The developmental origins of adult disease

TLDR: The subtle adjustments needed to ensure developmental plasticity in IUGR are provided by epigenetic modulation of critical genes, accompanied by changes in the quantity and activity of enzymes responsible for making modifications to chromatin as well as global and gene-specific modifications of chromatin.

Abstract: Purpose of review—Intrauterine growth restriction (IUGR) is associated with an increased propensity to develop adult onset disease and is described by the developmental origins of adult disease hypothesis. Sequelae of fetal growth restriction include metabolic disease as well as nonmetabolic disorders. Although it has become clear that the morbidities associated with IUGR are complex and result from disruptions to multiple pathways and multiple organs, the mechanisms driving the long-term effects are only just beginning to be understood. Recent findings—IUGR affects most organ systems by either interrupting developmental processes such as apoptosis or producing lasting changes to levels of key regulatory factors. Both of these are associated with an often persistent change in gene expression. Epigenetic modulation of transcription is a mechanism that is at least partially responsible for this. IUGR is accompanied by changes in the quantity and activity of enzymes responsible for making modifications to chromatin as well as global and gene-specific modifications of chromatin.
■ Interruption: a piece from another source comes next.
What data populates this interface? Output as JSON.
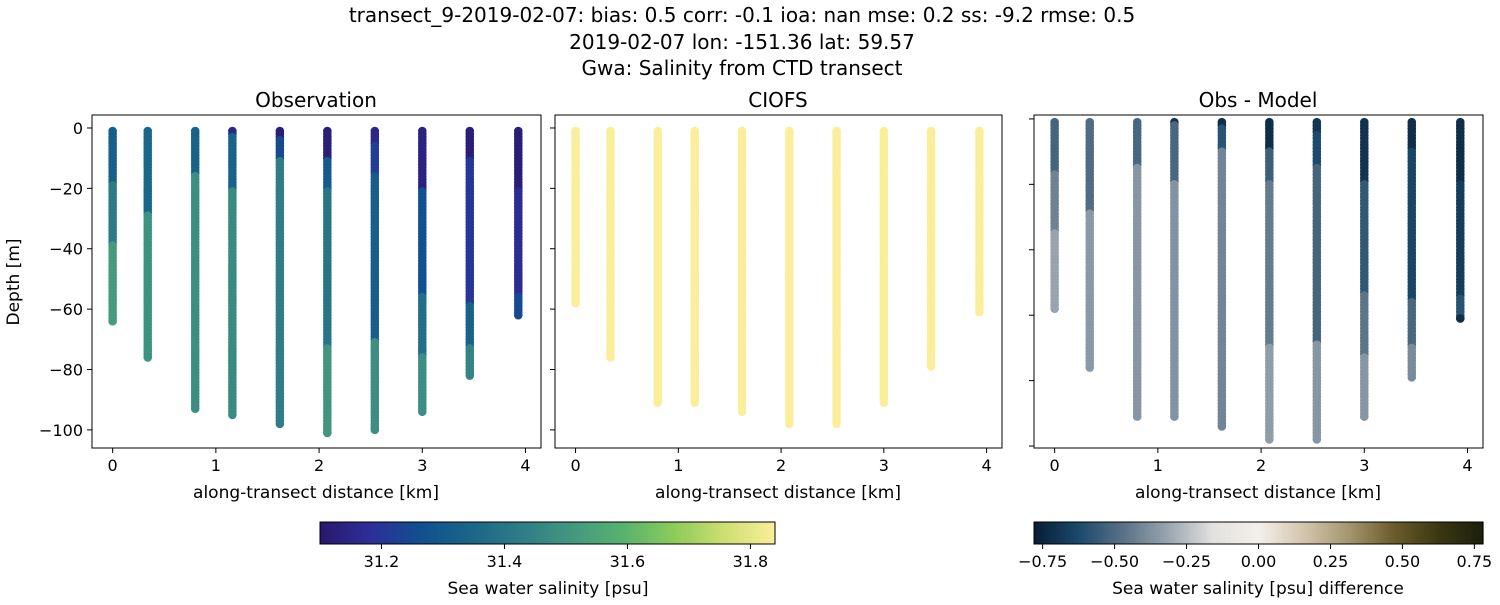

Summary—The subtle adjustments needed to ensure developmental plasticity in IUGR are provided by epigenetic modulation of critical genes. Translating the messages of the epigenetic profile and identifying the players that mediate the effects remains one of the major challenges in the field. An understanding of the mechanisms driving the epigenetic changes will facilitate identification of dietary and pharmaceutical approaches that can be applied in the postnatal period.